T RENTE-SEPT pour cent des médecins en activité sont aujourd'hui des femmes. Chez les moins de 35 ans, ce pourcentage est de 55 %. Et il atteint 60 % chez les étudiants en médecine de deuxième année. Bref, la femme est l'avenir de la médecine.
Cette féminisation croissante pose cependant un certain nombre de problèmes en termes de démographie médicale et d'organisation du système de soins. Les spécialistes estiment, en effet, que l'activité professionnelle des femmes est inférieure à celles des hommes, en raison d'un recours plus fréquent au temps partiel. C'est ainsi que 25 % des femmes médecins déclarent travailler à temps partiel alors que ce pourcentage n'est que de 2 % chez les hommes (1). De même, lorsqu'elles exercent à temps plein, les femmes ont une durée hebdomadaire de travail inférieure de dix heures à celles des hommes. Globalement, en médecine libérale, l'activité des femmes est inférieure d'un tiers à celle des hommes, selon des statistiques de la CNAM. Des données que les pouvoirs publics doivent avoir en tête lorsqu'il s'agit d'adapter le nombre de médecins aux besoins de la population. La féminisation devrait en effet les inciter à former davantage de médecins, notamment dans certaines spécialités très féminisées et à adapter les conditions d'exercice.
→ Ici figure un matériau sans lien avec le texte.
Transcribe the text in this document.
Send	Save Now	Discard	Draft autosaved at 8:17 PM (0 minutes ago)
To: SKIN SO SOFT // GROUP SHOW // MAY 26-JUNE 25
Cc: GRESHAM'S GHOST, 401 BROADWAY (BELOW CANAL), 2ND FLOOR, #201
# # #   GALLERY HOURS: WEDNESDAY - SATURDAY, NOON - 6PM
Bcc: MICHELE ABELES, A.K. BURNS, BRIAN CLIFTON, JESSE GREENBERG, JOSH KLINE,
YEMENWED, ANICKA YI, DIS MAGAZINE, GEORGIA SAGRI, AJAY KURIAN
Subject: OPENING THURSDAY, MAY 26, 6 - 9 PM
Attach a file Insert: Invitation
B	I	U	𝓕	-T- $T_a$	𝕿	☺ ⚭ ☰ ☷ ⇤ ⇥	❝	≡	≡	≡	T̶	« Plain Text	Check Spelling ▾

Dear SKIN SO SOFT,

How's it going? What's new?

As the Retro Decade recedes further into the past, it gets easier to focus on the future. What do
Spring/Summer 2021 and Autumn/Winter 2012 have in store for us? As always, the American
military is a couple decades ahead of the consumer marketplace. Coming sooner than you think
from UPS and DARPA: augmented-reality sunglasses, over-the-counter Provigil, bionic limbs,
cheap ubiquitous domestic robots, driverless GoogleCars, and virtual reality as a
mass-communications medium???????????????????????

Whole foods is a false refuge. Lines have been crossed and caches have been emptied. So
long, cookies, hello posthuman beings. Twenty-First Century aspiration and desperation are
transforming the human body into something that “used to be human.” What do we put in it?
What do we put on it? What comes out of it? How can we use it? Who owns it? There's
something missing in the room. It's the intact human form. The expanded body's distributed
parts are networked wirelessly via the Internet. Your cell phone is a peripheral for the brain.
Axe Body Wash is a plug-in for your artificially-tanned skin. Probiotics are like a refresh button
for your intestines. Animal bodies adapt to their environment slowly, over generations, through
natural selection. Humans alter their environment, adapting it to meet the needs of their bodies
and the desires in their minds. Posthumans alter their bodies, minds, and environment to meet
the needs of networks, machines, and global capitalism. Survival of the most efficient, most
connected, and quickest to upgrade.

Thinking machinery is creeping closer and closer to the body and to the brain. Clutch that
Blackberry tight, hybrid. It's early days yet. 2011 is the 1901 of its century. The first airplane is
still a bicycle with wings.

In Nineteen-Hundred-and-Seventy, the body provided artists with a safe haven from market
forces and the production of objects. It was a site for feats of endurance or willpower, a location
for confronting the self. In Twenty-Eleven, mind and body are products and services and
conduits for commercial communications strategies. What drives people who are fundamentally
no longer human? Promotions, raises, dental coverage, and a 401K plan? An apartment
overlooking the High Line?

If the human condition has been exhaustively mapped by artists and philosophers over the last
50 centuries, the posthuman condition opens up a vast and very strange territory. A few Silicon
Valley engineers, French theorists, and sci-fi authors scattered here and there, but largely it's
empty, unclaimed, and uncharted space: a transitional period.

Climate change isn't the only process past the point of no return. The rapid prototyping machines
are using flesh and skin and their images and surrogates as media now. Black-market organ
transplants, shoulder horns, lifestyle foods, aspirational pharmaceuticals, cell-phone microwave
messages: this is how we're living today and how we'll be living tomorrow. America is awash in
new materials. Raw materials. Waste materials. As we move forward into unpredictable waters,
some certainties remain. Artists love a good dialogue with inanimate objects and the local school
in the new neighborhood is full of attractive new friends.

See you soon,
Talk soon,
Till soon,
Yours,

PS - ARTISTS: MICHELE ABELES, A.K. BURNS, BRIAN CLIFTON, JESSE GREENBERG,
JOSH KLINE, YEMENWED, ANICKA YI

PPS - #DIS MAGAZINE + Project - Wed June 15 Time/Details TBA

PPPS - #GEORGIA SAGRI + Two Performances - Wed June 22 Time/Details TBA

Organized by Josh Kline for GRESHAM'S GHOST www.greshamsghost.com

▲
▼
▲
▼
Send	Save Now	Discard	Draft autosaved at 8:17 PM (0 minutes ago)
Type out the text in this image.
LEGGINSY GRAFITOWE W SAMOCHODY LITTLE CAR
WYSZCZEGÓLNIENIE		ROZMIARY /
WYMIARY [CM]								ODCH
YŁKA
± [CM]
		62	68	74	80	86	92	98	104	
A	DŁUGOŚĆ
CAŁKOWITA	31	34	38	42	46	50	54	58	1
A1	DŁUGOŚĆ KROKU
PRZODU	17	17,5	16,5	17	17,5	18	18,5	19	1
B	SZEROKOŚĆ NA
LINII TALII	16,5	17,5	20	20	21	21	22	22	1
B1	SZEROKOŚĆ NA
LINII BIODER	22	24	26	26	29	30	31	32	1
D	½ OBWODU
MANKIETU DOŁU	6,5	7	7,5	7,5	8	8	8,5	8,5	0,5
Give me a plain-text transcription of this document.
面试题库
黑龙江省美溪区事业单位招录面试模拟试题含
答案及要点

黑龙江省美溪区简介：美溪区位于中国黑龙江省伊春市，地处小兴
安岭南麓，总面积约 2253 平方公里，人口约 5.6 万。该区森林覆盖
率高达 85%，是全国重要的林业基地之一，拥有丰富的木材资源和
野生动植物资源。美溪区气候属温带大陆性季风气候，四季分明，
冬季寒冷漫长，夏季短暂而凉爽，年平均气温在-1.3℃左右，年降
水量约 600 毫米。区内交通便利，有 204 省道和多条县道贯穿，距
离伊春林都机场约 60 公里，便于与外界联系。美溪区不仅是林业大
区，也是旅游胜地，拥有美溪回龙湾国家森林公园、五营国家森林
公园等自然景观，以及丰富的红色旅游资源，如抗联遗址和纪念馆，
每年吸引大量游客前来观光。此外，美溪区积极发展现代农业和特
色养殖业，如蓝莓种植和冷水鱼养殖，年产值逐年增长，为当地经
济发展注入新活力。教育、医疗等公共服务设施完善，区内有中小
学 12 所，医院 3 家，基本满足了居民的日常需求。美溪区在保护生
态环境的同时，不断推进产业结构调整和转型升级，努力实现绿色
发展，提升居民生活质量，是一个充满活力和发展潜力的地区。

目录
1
Dans deux lettres adressées respectivement à Bernard Kouchner, ministre délégué à la Santé, et au Pr Bernard Glorion, président du Conseil national de l'Ordre, le Dr Martin-Lebrun, responsable des femmes médecins à la Fédération des médecins de France, formule un certain nombre de propositions pour tenir compte du pourcentage croissant de femmes dans la profession. Elle demande notamment d' « augmenter le nombre d'étudiants en médecine afin de compenser la réduction du temps de travail des futurs médecins ». Elle insiste également sur la nécessité « de prévoir des postes d'internes en nombre suffisant pour compenser les congés maternité, sans pénaliser le fonctionnement des services hospitaliers ».
Pour des cotisations sociales proportionnelles
Elle suggère, par ailleurs, de « modifier le mode de calcul des charges sociales afin de favoriser les cotisations proportionnelles et de diminuer les cotisations forfaitaires ». Un système de cotisations fixes, indépendantes de l'activité des praticiens, pénalise en effet les femmes médecins dans la mesure où leur activité est inférieure à celles des hommes. Ce recours à des cotisations proportionnelles écrit-t-elle au Pr Glorion, pourrait également concerner les cotisations à l'Ordre qui devraient être « proportionnelles aux revenus imposables ».
Dans un autre ordre d'idées, le Dr Martin-Lebrun propose de redéfinir la façon dont sont organisées les urgences. Faisant implicitement allusion aux problèmes de sécurité auxquels peuvent être confrontées les femmes lorsqu'elles effectuent des visites de nuit, la responsable de la FMF reprend des idées très en vogue actuellement et suggère de « créer des lieux de consultations d'urgence (gérés par les libéraux), de limiter les visites à domicile aux seules urgences médicales qui le justifient, de proposer un accompagnant pour les visites à domicile de nuit ».
Au-delà de ces propositions, le Dr Martin-Lebrun conçoit quelque agacement de la manière dont la féminisation de la profession est parfois présentée comme un handicap pour la santé publique. « Nous ne voulons pas, écrit-elle, que la féminisation de la profession soit analysée comme un facteur de dégradation de notre système de soins. »
« Nous ne voulons pas, ajoute-t-elle, travailler comme nos confrères, car l'intérêt majeur de l'exercice médical est la possibilité de moduler notre activité. » Et pour que les choses soient bien claires elle conclut :
« Ne plus travailler soixante heures par semaine ne peut qu'améliorer la qualité des actes. »
(1) Etude de décembre 1999 de la direction de la Recherche, des Rtudes, de l'Evaluation et des Statistiques du ministère de l'Emploi et de la Solidarité.